Apply Lambda Function on One Column
The syntax to apply lambda function on a column is df.column.apply(lambda x:expression(x))
. apply
function will apply the lambda function on each value in the column, then return a pandas Series with return value of the lambda function. We will create FirstName and Lastname column by applying lambda function on Name column in following example.
#create last name and first name from Name
df2['Firstname'] = df2.Name.apply(lambda x:x.split()[0])
df2['Lastname'] = df2.Name.apply(lambda x:x.split()[1])
df2
In above example, lambda function lambda x:x.split()[0]
takes one string argument, x, x.split()[0]
will first call split function on x which splits x with whitespace, then take the first word, which is first name. Similarly, the second word is lastname.
Apply Lambda Function on rows/columns
You may also apply lambda function on the DataFrame rows or columns with syntax df.apply(lambda x: expression(x), axis=1)
. Notice that there’s a new argument axis
. This is because when call apply() on a DataFrame, x will be either a column or a row of the DataFrame. axis=0
means x will be a column of the DataFrame.
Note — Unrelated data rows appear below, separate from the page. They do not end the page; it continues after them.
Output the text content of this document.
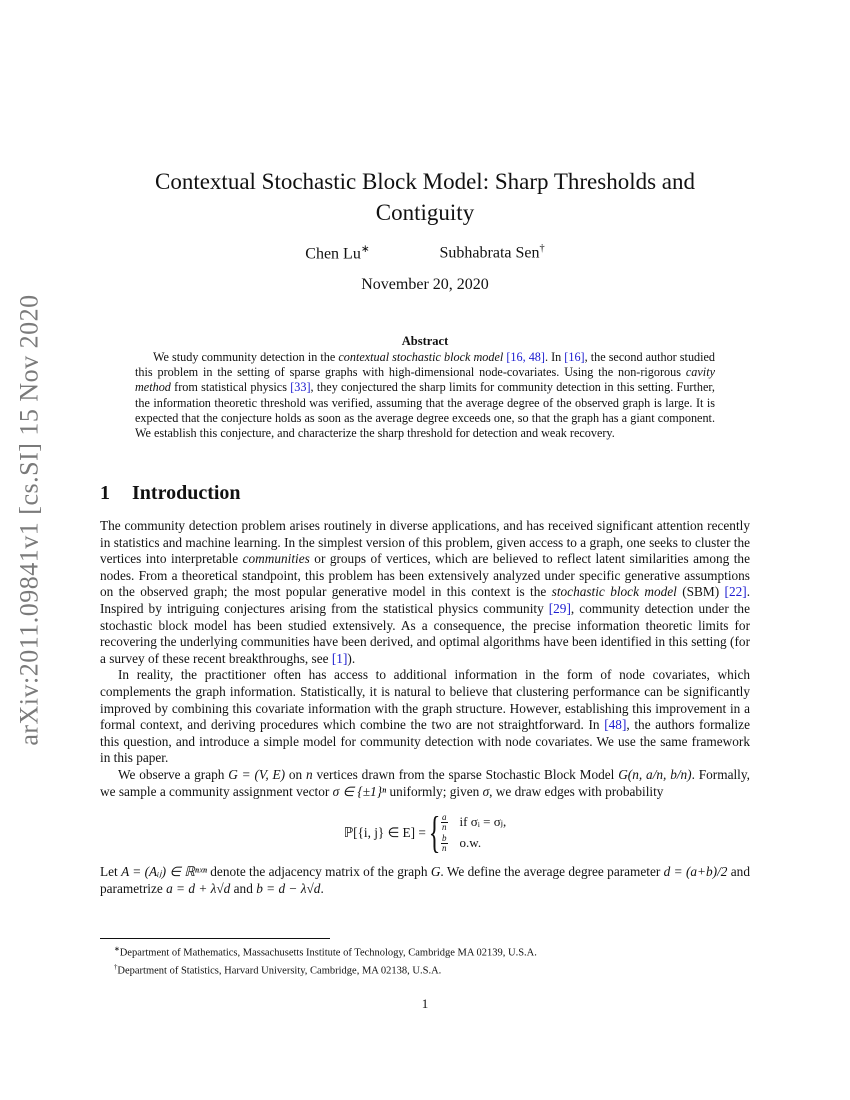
arXiv:2011.09841v1 [cs.SI] 15 Nov 2020
Contextual Stochastic Block Model: Sharp Thresholds and
Contiguity
Chen Lu∗	Subhabrata Sen†
November 20, 2020
Abstract

We study community detection in the contextual stochastic block model [16, 48]. In [16], the second author studied this problem in the setting of sparse graphs with high-dimensional node-covariates. Using the non-rigorous cavity method from statistical physics [33], they conjectured the sharp limits for community detection in this setting. Further, the information theoretic threshold was verified, assuming that the average degree of the observed graph is large. It is expected that the conjecture holds as soon as the average degree exceeds one, so that the graph has a giant component. We establish this conjecture, and characterize the sharp threshold for detection and weak recovery.

1 Introduction

The community detection problem arises routinely in diverse applications, and has received significant attention recently in statistics and machine learning. In the simplest version of this problem, given access to a graph, one seeks to cluster the vertices into interpretable communities or groups of vertices, which are believed to reflect latent similarities among the nodes. From a theoretical standpoint, this problem has been extensively analyzed under specific generative assumptions on the observed graph; the most popular generative model in this context is the stochastic block model (SBM) [22]. Inspired by intriguing conjectures arising from the statistical physics community [29], community detection under the stochastic block model has been studied extensively. As a consequence, the precise information theoretic limits for recovering the underlying communities have been derived, and optimal algorithms have been identified in this setting (for a survey of these recent breakthroughs, see [1]).

In reality, the practitioner often has access to additional information in the form of node covariates, which complements the graph information. Statistically, it is natural to believe that clustering performance can be significantly improved by combining this covariate information with the graph structure. However, establishing this improvement in a formal context, and deriving procedures which combine the two are not straightforward. In [48], the authors formalize this question, and introduce a simple model for community detection with node covariates. We use the same framework in this paper.

We observe a graph G = (V, E) on n vertices drawn from the sparse Stochastic Block Model G(n, a/n, b/n). Formally, we sample a community assignment vector σ ∈ {±1}ⁿ uniformly; given σ, we draw edges with probability

ℙ[{i, j} ∈ E] = { $\frac{a}{n}$ if σᵢ = σⱼ,
$\frac{b}{n} o.w$.

Let A = (Aᵢⱼ) ∈ ℝⁿˣⁿ denote the adjacency matrix of the graph G. We define the average degree parameter d = (a+b)/2 and parametrize a = d + λ√d and b = d − λ√d.

∗Department of Mathematics, Massachusetts Institute of Technology, Cambridge MA 02139, U.S.A.
†Department of Statistics, Harvard University, Cambridge, MA 02138, U.S.A.
1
In most cases, we’d apply lambda function on each row, which means axis=1
. In Following example, we will create a new datetime column based on year, month and day column.
from datetime import datetime
df2['Birthday_created'] = df2.apply(lambda x: datetime(x.Year, x.Month, x.Day), axis=1)
df2
Key Points
One word column name(without whitespaces) is recommended.
Be very careful with date time values.